The naive Bayes classifier

In words...

First of all, the naive Bayes classifier should not be confused with the (optimal) Bayes classifier as it is in fact far from optimal.

The naive Bayes classifier is one of the most basic generative classifiers. It relies on a very crude approximation/assumption of conditional independence of the features. This means that the classifier assumes that the value taken by a feature does not depend on the other features.

This assumption is obviously wrong in most applications. For instance, in spam filtering, this amounts to considering that the presence of the word "earn" does not depend on the presence of the word "money". But despite this very crude approximation, the naive Bayes classifier remains rather effective.

In pictures...

Demo application

This demo shows how the naive Bayes classifier can be used to filter spams in mailboxes.

In maths...

For a random variable $X$ taking values in $\X\subset\R^d$, the conditional independence assumption at the core of the naive Bayes classifier results in the following factorization of the conditional probability of $X$ given $Y$: $$ P(X=\g x\ |\ Y=y) = \prod_{j=1}^d P(X_j = x_j\ |\ Y = y) , $$ where $X_j$ is the $j$th component of $X$.
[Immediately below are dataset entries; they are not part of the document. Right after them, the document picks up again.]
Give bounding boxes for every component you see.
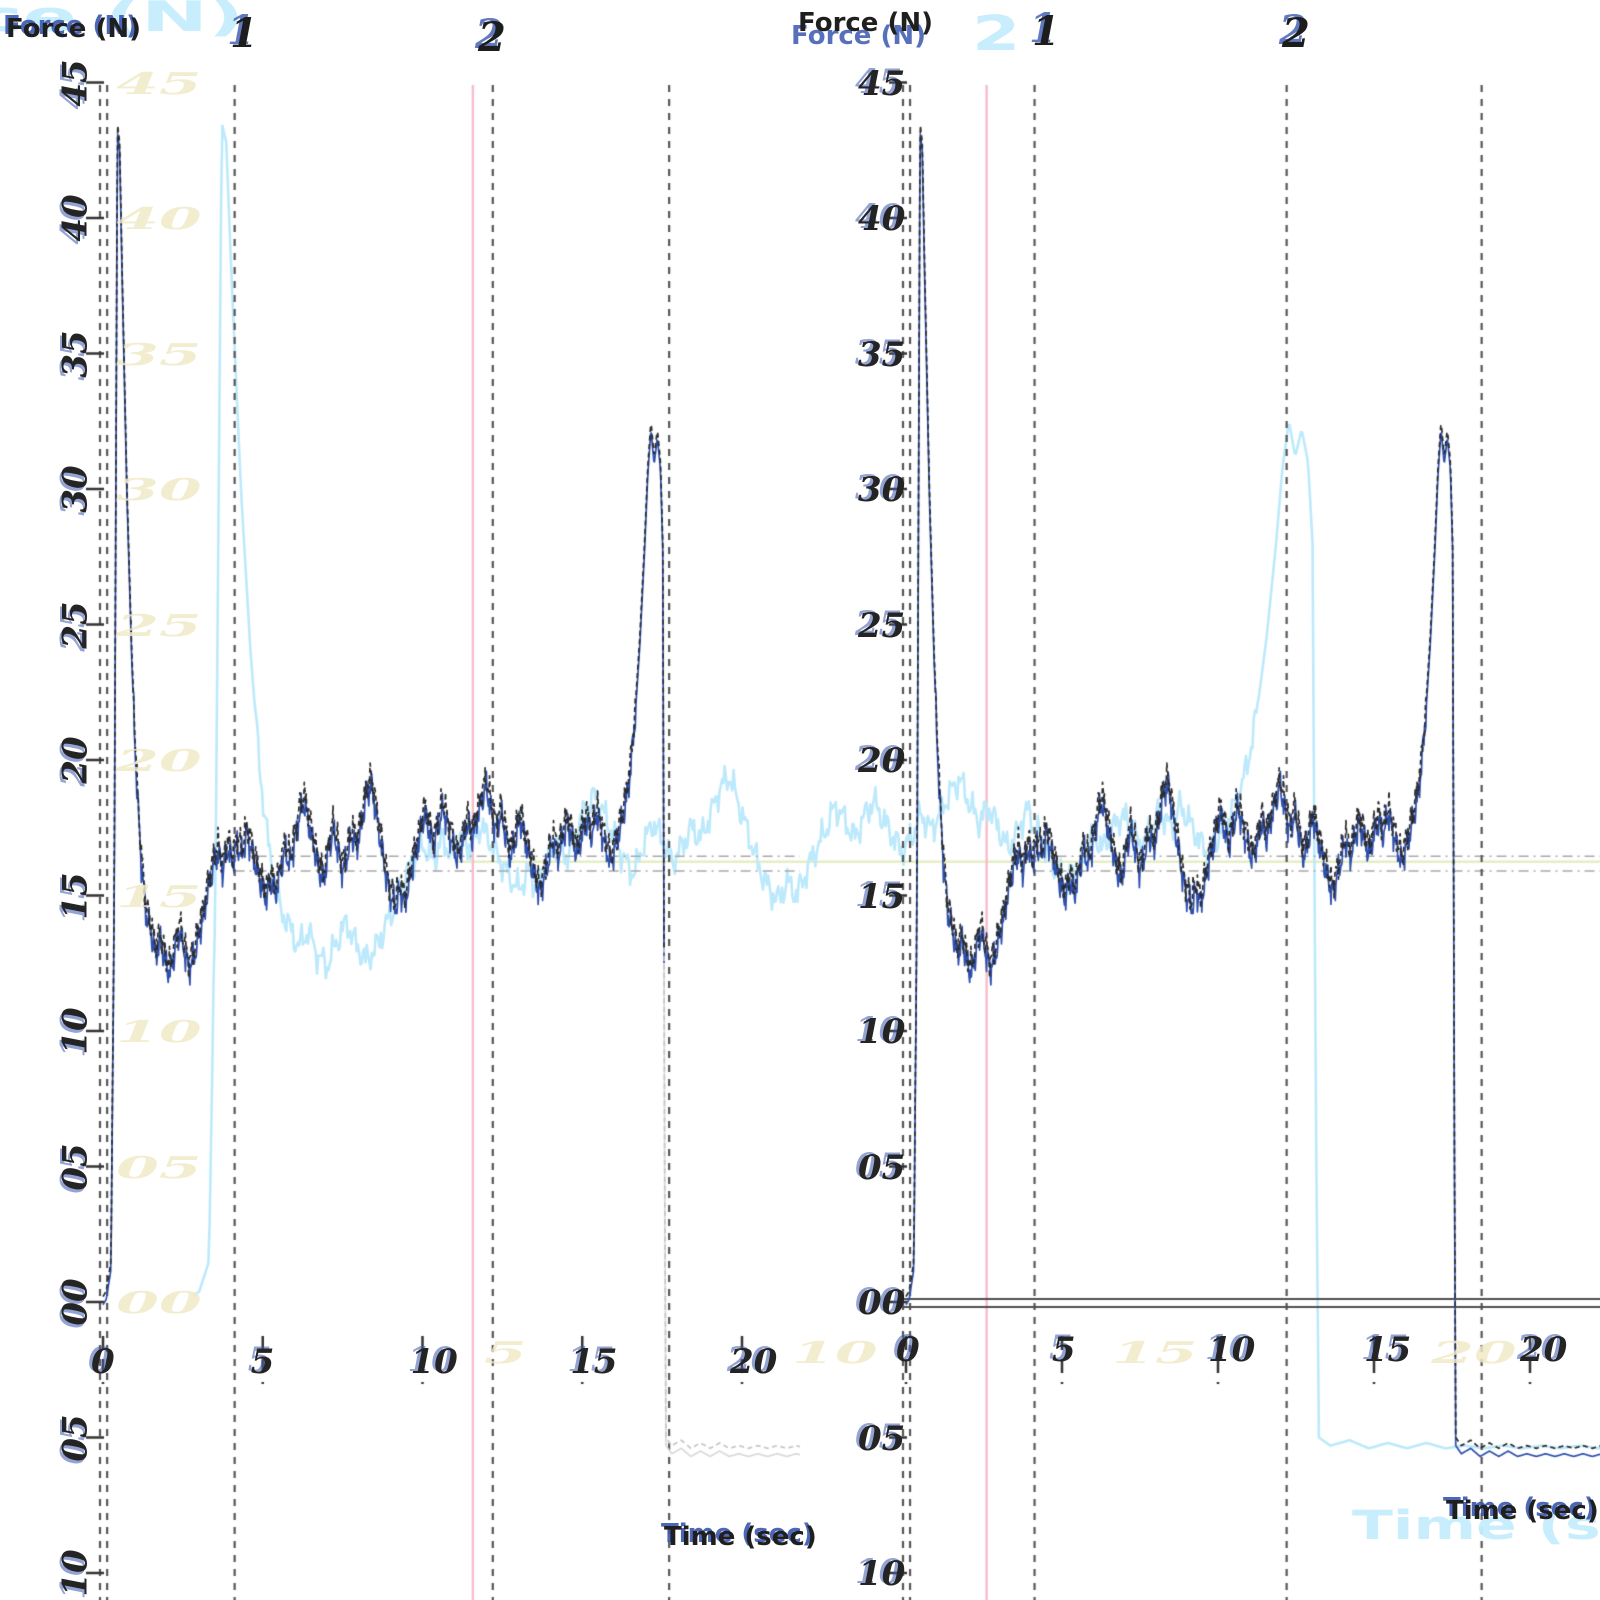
ghost-y-tick-label: 45 <box>116 66 202 102</box>
ghost-y-tick-label: 25 <box>116 608 202 644</box>
ghost-x-tick-label: 10 <box>792 1336 878 1371</box>
right-y-tick-label: 10 <box>858 1012 906 1052</box>
ghost-y-tick-label: 20 <box>116 744 202 779</box>
ghost-y-tick-label: 00 <box>116 1286 202 1321</box>
right-x-tick-label: 5 <box>1052 1330 1076 1370</box>
left-y-tick-label: 05 <box>55 1142 96 1191</box>
ghost-y-tick-label: 35 <box>116 337 202 373</box>
ghost-y-tick-label: 15 <box>116 879 202 915</box>
right-y-tick-label: 40 <box>858 199 906 239</box>
left-y-tick-label: 05 <box>55 1413 96 1462</box>
left-x-tick-label: 5 <box>250 1342 275 1382</box>
right-x-tick-label: 10 <box>1208 1330 1256 1370</box>
right-y-tick-label: 05 <box>858 1147 906 1188</box>
left-panel-y-axis-title: Force (N) <box>6 14 142 44</box>
left-y-tick-label: 20 <box>55 736 96 784</box>
right-y-tick-label: 30 <box>858 470 906 510</box>
right-panel-event-2-annotation: 2 <box>1282 10 1310 57</box>
ghost-x-tick-label: 5 <box>483 1336 527 1371</box>
left-y-tick-label: 40 <box>55 194 96 242</box>
right-x-tick-label: 20 <box>1520 1330 1568 1370</box>
ghost-y-tick-label: 40 <box>116 202 202 237</box>
ghost-x-axis-title: Time (sec) <box>1352 1503 1600 1549</box>
left-y-tick-label: 45 <box>55 58 96 107</box>
ghost-y-tick-label: 30 <box>116 473 202 508</box>
right-y-tick-label: 45 <box>858 63 906 104</box>
right-panel-event-1-annotation: 1 <box>1032 8 1060 55</box>
ghost-x-tick-label: 20 <box>1431 1336 1517 1371</box>
right-y-tick-label: 25 <box>858 605 906 646</box>
right-y-tick-label: 35 <box>858 334 906 375</box>
right-panel-y-axis-title: Force (N) <box>798 8 934 38</box>
right-y-tick-label: 05 <box>858 1418 906 1459</box>
left-y-tick-label: 00 <box>55 1278 96 1326</box>
right-y-tick-label: 00 <box>858 1283 906 1323</box>
left-y-tick-label: 10 <box>55 1007 96 1055</box>
left-y-tick-label: 10 <box>55 1549 96 1597</box>
ghost-event-2-annotation: 2 <box>972 6 1021 62</box>
left-x-tick-label: 20 <box>730 1342 778 1382</box>
left-x-tick-label: 0 <box>91 1342 115 1382</box>
right-panel-x-axis-title: Time (sec) <box>1446 1496 1599 1526</box>
left-panel-event-2-annotation: 2 <box>478 14 506 61</box>
left-panel-event-1-annotation: 1 <box>230 10 258 57</box>
ghost-x-tick-label: 15 <box>1111 1336 1198 1371</box>
ghost-y-axis-title: Force (N) <box>0 0 245 41</box>
left-x-tick-label: 15 <box>570 1342 618 1382</box>
right-x-tick-label: 15 <box>1364 1330 1412 1370</box>
left-y-tick-label: 35 <box>55 329 96 378</box>
left-y-tick-label: 25 <box>55 600 96 649</box>
ghost-y-tick-label: 05 <box>116 1150 202 1186</box>
right-x-tick-label: 0 <box>896 1330 920 1370</box>
left-x-tick-label: 10 <box>410 1342 458 1382</box>
left-panel-x-axis-title: Time (sec) <box>664 1522 817 1552</box>
right-y-tick-label: 15 <box>858 876 906 917</box>
ghost-y-tick-label: 10 <box>116 1015 202 1050</box>
right-y-tick-label: 20 <box>858 741 906 781</box>
left-y-tick-label: 15 <box>55 871 96 920</box>
left-y-tick-label: 30 <box>55 465 96 513</box>
right-y-tick-label: 10 <box>858 1554 906 1594</box>
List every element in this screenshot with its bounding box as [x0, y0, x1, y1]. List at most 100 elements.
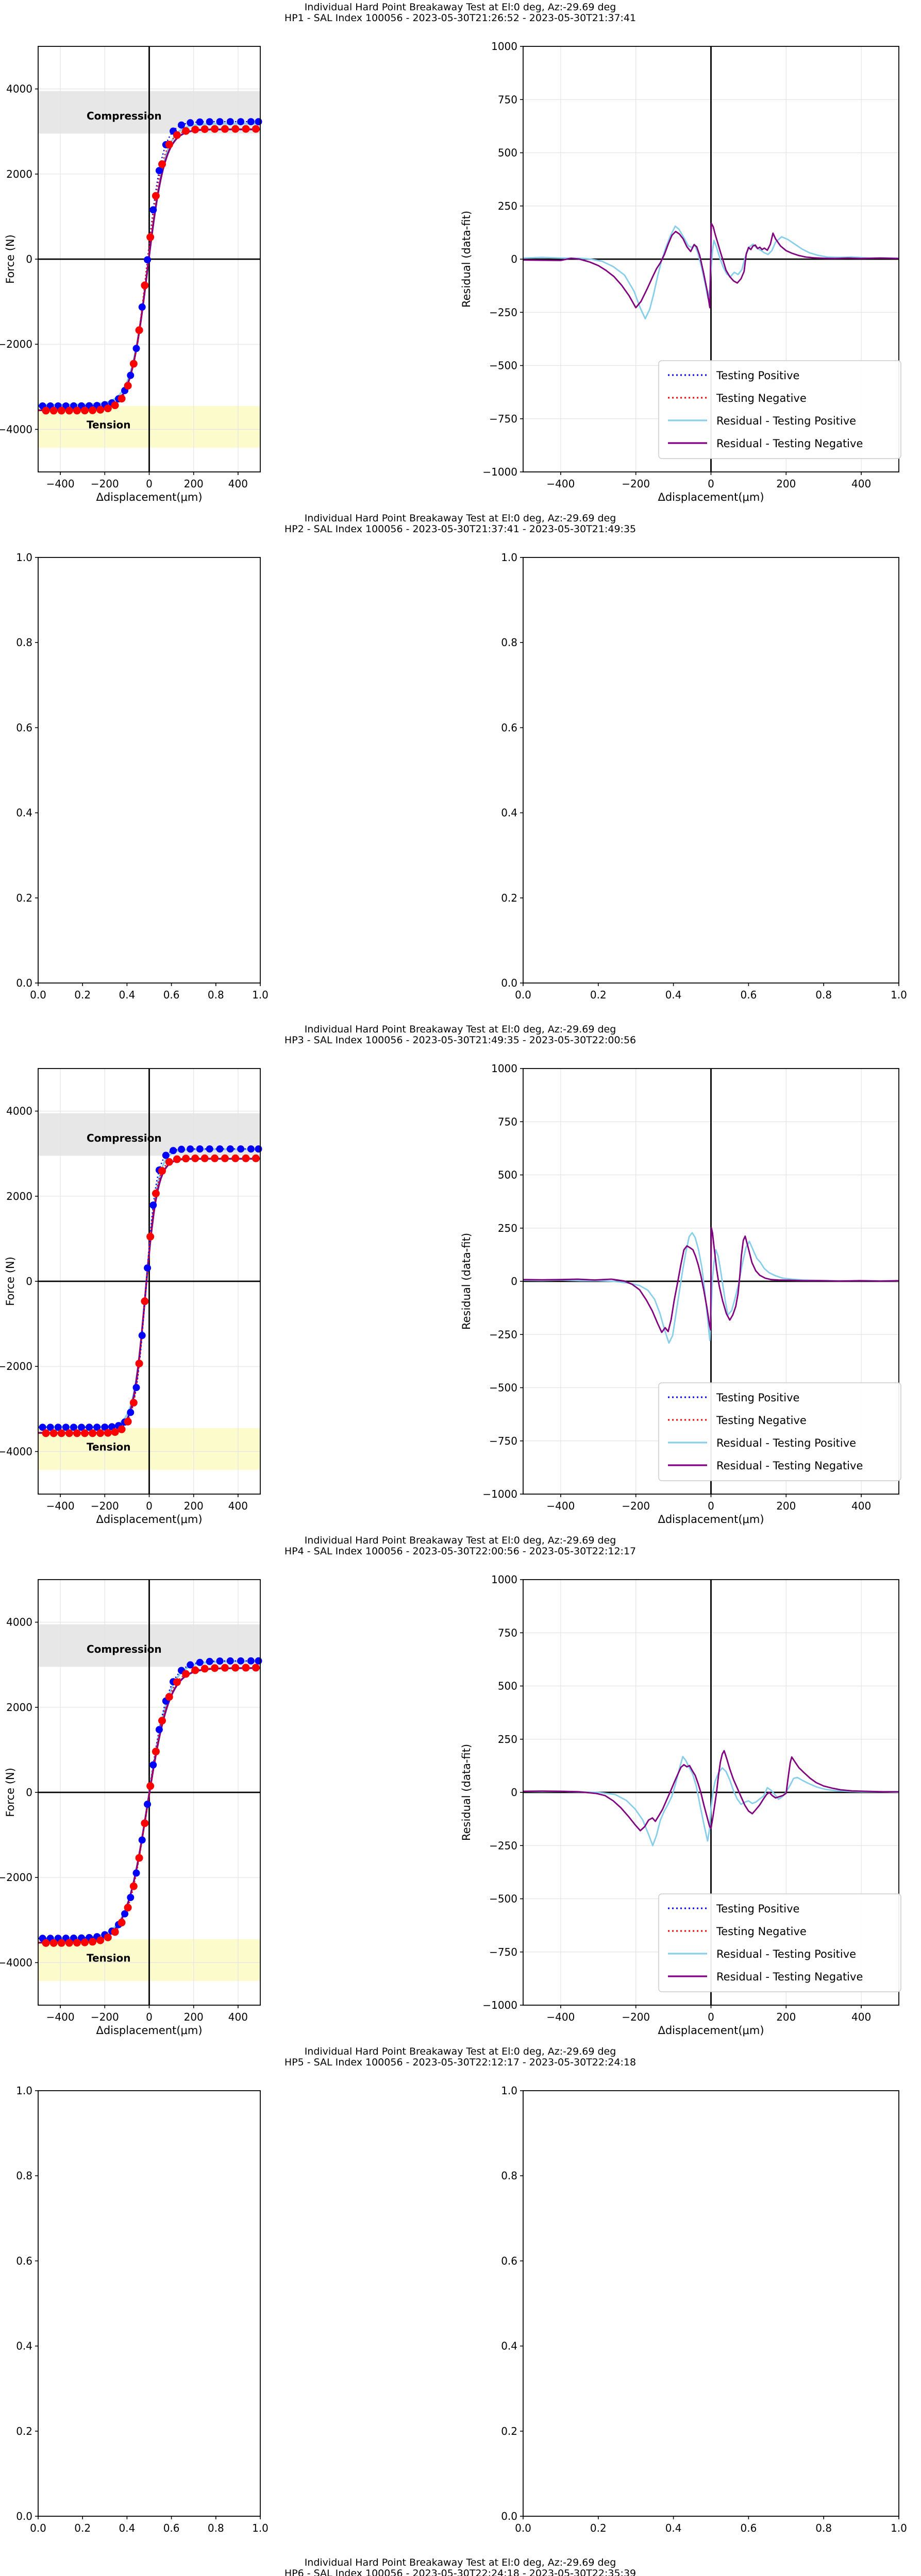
- force-ylabel: Force (N): [4, 1768, 16, 1817]
- tick-label: 0.0: [501, 977, 517, 989]
- tension-label: Tension: [87, 1952, 131, 1964]
- tick-label: −200: [91, 2011, 119, 2023]
- legend-label: Testing Positive: [716, 369, 799, 382]
- plot-title-line2: HP6 - SAL Index 100056 - 2023-05-30T22:2…: [284, 2568, 636, 2576]
- tick-label: 0.6: [740, 989, 757, 1001]
- tick-label: 1000: [491, 1573, 517, 1586]
- tick-label: 0.2: [74, 2522, 91, 2534]
- hp1-figure: Individual Hard Point Breakaway Test at …: [0, 2, 901, 503]
- tick-label: 500: [498, 147, 517, 159]
- tick-label: −1000: [482, 466, 517, 478]
- tick-label: −400: [546, 478, 575, 490]
- compression-label: Compression: [87, 1132, 162, 1144]
- tick-label: −400: [546, 1500, 575, 1512]
- tick-label: 0.0: [16, 2510, 32, 2522]
- tick-label: 0.0: [515, 2522, 531, 2534]
- tick-label: −750: [489, 413, 517, 425]
- tick-label: −200: [622, 2011, 650, 2023]
- tick-label: 0.2: [590, 989, 607, 1001]
- tick-label: 0.2: [74, 989, 91, 1001]
- tick-label: 0.2: [590, 2522, 607, 2534]
- legend: Testing Positive Testing Negative Residual…: [658, 360, 901, 459]
- tick-label: 0.0: [30, 2522, 46, 2534]
- tick-label: 0: [146, 478, 153, 490]
- tick-label: 0.8: [16, 2170, 32, 2182]
- tick-label: 2000: [6, 1190, 32, 1202]
- tick-label: 200: [776, 1500, 796, 1512]
- tick-label: −200: [91, 478, 119, 490]
- tick-label: 200: [184, 478, 204, 490]
- hp2-figure: Individual Hard Point Breakaway Test at …: [16, 513, 907, 1001]
- residual-ylabel: Residual (data-fit): [460, 1744, 473, 1841]
- tick-label: −500: [489, 360, 517, 372]
- tick-label: 0.6: [163, 2522, 180, 2534]
- tick-label: 1.0: [16, 551, 32, 564]
- tick-label: 0.0: [515, 989, 531, 1001]
- testing-negative-markers: [42, 1664, 260, 1947]
- tick-label: 2000: [6, 168, 32, 180]
- legend-label: Residual - Testing Negative: [716, 1460, 863, 1472]
- axes-spines: [38, 557, 261, 984]
- section-hp2: Individual Hard Point Breakaway Test at …: [0, 511, 921, 1022]
- force-ylabel: Force (N): [4, 234, 16, 284]
- axes-spines: [523, 557, 899, 984]
- tick-label: 4000: [6, 83, 32, 95]
- hp3-figure: Individual Hard Point Breakaway Test at …: [0, 1024, 901, 1526]
- tick-label: −200: [91, 1500, 119, 1512]
- tick-label: 0.0: [16, 977, 32, 989]
- x-axis-label: Δdisplacement(μm): [96, 491, 202, 503]
- tick-label: −2000: [0, 1871, 32, 1884]
- tick-label: 0.8: [501, 636, 517, 649]
- tick-label: 400: [228, 478, 248, 490]
- tick-label: 200: [184, 2011, 204, 2023]
- force-ylabel: Force (N): [4, 1257, 16, 1306]
- tick-label: 0.6: [16, 2255, 32, 2267]
- tick-label: 500: [498, 1680, 517, 1692]
- tick-label: 750: [498, 93, 517, 106]
- compression-label: Compression: [87, 110, 162, 122]
- tick-label: 0: [511, 253, 517, 265]
- x-axis-label: Δdisplacement(μm): [96, 2024, 202, 2037]
- testing-positive-markers: [39, 1657, 262, 1942]
- testing-positive-markers: [39, 1145, 262, 1431]
- legend-label: Residual - Testing Negative: [716, 1971, 863, 1983]
- tick-label: −1000: [482, 1488, 517, 1500]
- tick-label: 0.4: [501, 807, 517, 819]
- testing-negative-markers: [42, 1154, 260, 1437]
- tick-label: −750: [489, 1946, 517, 1958]
- residual-negative-curve: [523, 223, 899, 309]
- tick-label: 0.8: [16, 636, 32, 649]
- tick-label: 200: [776, 478, 796, 490]
- plot-title-line2: HP2 - SAL Index 100056 - 2023-05-30T21:3…: [284, 523, 636, 535]
- tick-label: −400: [46, 1500, 75, 1512]
- tension-label: Tension: [87, 1441, 131, 1453]
- tick-label: 1000: [491, 40, 517, 53]
- tick-label: 0.4: [665, 989, 682, 1001]
- plot-title-line1: Individual Hard Point Breakaway Test at …: [305, 2, 616, 13]
- testing-negative-markers: [42, 125, 260, 415]
- empty-plot: 0.00.0 0.2 0.2 0.4 0.4 0.6 0.6 0.8 0.8 1.0 1.0: [501, 551, 907, 1001]
- tick-label: 1.0: [891, 989, 907, 1001]
- tick-label: 0.6: [501, 2255, 517, 2267]
- x-axis-label: Δdisplacement(μm): [96, 1513, 202, 1526]
- plot-title-line2: HP1 - SAL Index 100056 - 2023-05-30T21:2…: [284, 12, 636, 24]
- tick-label: 0.2: [501, 2425, 517, 2437]
- tick-label: 1.0: [252, 2522, 269, 2534]
- tick-label: 1.0: [252, 989, 269, 1001]
- axes-spines: [38, 2090, 261, 2517]
- compression-label: Compression: [87, 1643, 162, 1655]
- tick-label: −250: [489, 1328, 517, 1341]
- tick-label: 0.8: [815, 2522, 832, 2534]
- tick-label: 1.0: [891, 2522, 907, 2534]
- tick-label: 0.6: [16, 721, 32, 734]
- legend-label: Testing Negative: [716, 1925, 807, 1938]
- tick-label: 0.4: [16, 807, 32, 819]
- tick-label: 0.8: [208, 989, 224, 1001]
- residual-negative-curve: [523, 1750, 899, 1832]
- tick-label: 0.2: [16, 2425, 32, 2437]
- tick-label: −200: [622, 1500, 650, 1512]
- tick-label: 0: [146, 2011, 153, 2023]
- tick-label: −2000: [0, 338, 32, 350]
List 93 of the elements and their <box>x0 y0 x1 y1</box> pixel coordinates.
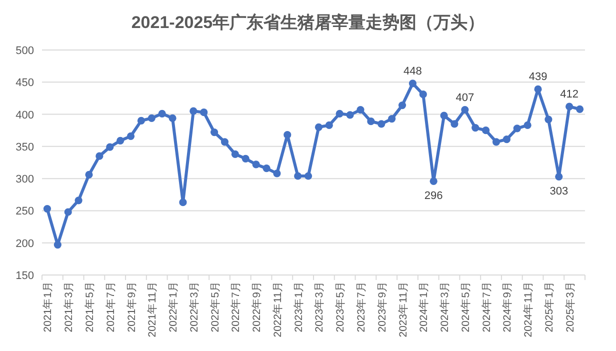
point <box>304 172 312 180</box>
point <box>408 80 416 88</box>
point <box>534 85 542 94</box>
x-tick-label: 2023年9月 <box>376 281 388 332</box>
point <box>220 138 229 146</box>
y-tick-label: 500 <box>16 45 34 57</box>
data-label: 439 <box>528 71 548 84</box>
point <box>116 136 124 144</box>
x-tick-label: 2024年9月 <box>502 281 514 332</box>
y-tick-label: 150 <box>16 270 34 282</box>
x-tick-label: 2024年3月 <box>439 281 452 332</box>
x-tick-label: 2021年9月 <box>126 281 138 332</box>
x-tick-label: 2022年1月 <box>168 281 180 332</box>
point <box>378 120 386 128</box>
point <box>388 114 396 123</box>
point <box>179 198 187 206</box>
x-tick-label: 2022年9月 <box>251 281 264 332</box>
point <box>126 132 135 140</box>
point <box>74 196 82 204</box>
point <box>482 126 490 134</box>
x-tick-label: 2023年3月 <box>314 281 326 332</box>
point <box>325 121 333 130</box>
data-label: 412 <box>560 88 579 101</box>
point <box>450 120 458 128</box>
point <box>137 116 145 125</box>
point <box>513 124 521 132</box>
data-label: 303 <box>550 186 568 198</box>
data-label: 407 <box>456 92 474 104</box>
x-tick-label: 2024年1月 <box>418 281 430 332</box>
point <box>190 107 198 115</box>
point <box>210 128 218 136</box>
x-tick-label: 2022年11月 <box>272 281 284 338</box>
x-tick-label: 2022年3月 <box>188 281 200 332</box>
point <box>346 111 354 119</box>
point <box>158 110 166 118</box>
point <box>566 102 574 110</box>
x-tick-label: 2024年11月 <box>522 281 535 338</box>
point <box>273 170 281 178</box>
point <box>231 150 239 158</box>
point <box>252 160 260 168</box>
y-tick-label: 200 <box>16 238 34 250</box>
data-label: 296 <box>424 190 443 202</box>
x-tick-label: 2025年1月 <box>543 281 556 332</box>
point <box>54 240 62 249</box>
point <box>262 164 270 172</box>
x-tick-label: 2022年5月 <box>209 281 222 332</box>
point <box>294 172 302 180</box>
point <box>168 114 176 122</box>
y-tick-label: 350 <box>16 141 34 154</box>
point <box>398 101 406 110</box>
point <box>524 121 532 130</box>
x-tick-label: 2023年5月 <box>334 281 347 332</box>
point <box>284 131 292 139</box>
x-tick-label: 2021年11月 <box>146 281 159 338</box>
x-tick-label: 2024年5月 <box>460 281 472 332</box>
point <box>492 138 500 146</box>
point <box>64 208 72 216</box>
x-tick-label: 2022年7月 <box>230 281 242 332</box>
point <box>576 105 584 113</box>
point <box>314 123 323 131</box>
point <box>356 106 364 114</box>
y-tick-label: 450 <box>16 77 34 90</box>
point <box>106 143 114 151</box>
point <box>544 116 552 124</box>
point <box>419 90 427 98</box>
point <box>96 152 104 160</box>
y-tick-label: 250 <box>16 206 34 218</box>
point <box>430 177 438 185</box>
x-tick-label: 2025年3月 <box>564 281 576 332</box>
point <box>336 110 344 118</box>
data-label: 448 <box>404 65 422 78</box>
y-tick-label: 300 <box>16 174 34 186</box>
point <box>242 154 250 162</box>
x-tick-label: 2021年3月 <box>63 281 76 332</box>
point <box>472 124 480 132</box>
point <box>502 136 510 144</box>
x-tick-label: 2021年7月 <box>104 281 117 332</box>
x-tick-label: 2024年7月 <box>480 281 493 332</box>
point <box>440 112 448 120</box>
point <box>85 170 93 179</box>
x-tick-label: 2023年1月 <box>292 281 305 332</box>
point <box>200 108 208 116</box>
x-tick-label: 2023年11月 <box>397 281 410 338</box>
point <box>461 106 469 114</box>
x-tick-label: 2021年5月 <box>84 281 96 332</box>
x-tick-label: 2021年1月 <box>42 281 54 332</box>
y-tick-label: 400 <box>16 109 34 122</box>
chart-title: 2021-2025年广东省生猪屠宰量走势图（万头） <box>131 13 485 32</box>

This assumption drastically eases the estimation of the generative model as shown in the example below.

Naive Bayes classifier with real inputs

For a continuous random variable $X$ of density $p_X(\g x)$, the factorization above reads $$ p_X(\g x) = \prod_{j=1}^d p_{X_j}(x_j\ |\ Y = y) $$ where $p_{X_j}(x_j\ |\ Y = y)$ is the density of the $j$th input variable (or feature) $X_j$.

Assume now that we would like to fit a Gaussian distribution over $X$ in each class $y\in\Y$. Fitting a multi-dimensional Gaussian distribution in $\R^d$ implies to estimate the values of the $d$ means and of the covariance matrix $\g \Sigma \in\R^{d\times d}$. But with the factorization above, this can be reduced to the estimation of $d$ one-domensional densities $$ p_{X_j}(x_j\ |\ Y = y) = \exp\left( \frac{-(x_j - \mu_{yj})^2}{2\sigma_{yj}^2}\right),\quad j=1,\dots,d, $$ with $d$ means $$ \mu_{yj} = \frac{1}{N_y} \sum_{y_i = y} x_{ij} $$ and $d$ variances $$ \sigma_{yj}^2 = \frac{1}{N_y-1} \sum_{y_i = y} (x_{ij} - \mu_{yj})^2 $$ for each class $y$ having $N_y$ examples in the training set $\{(\g x_i, y_i)\}_{i=1}^N$.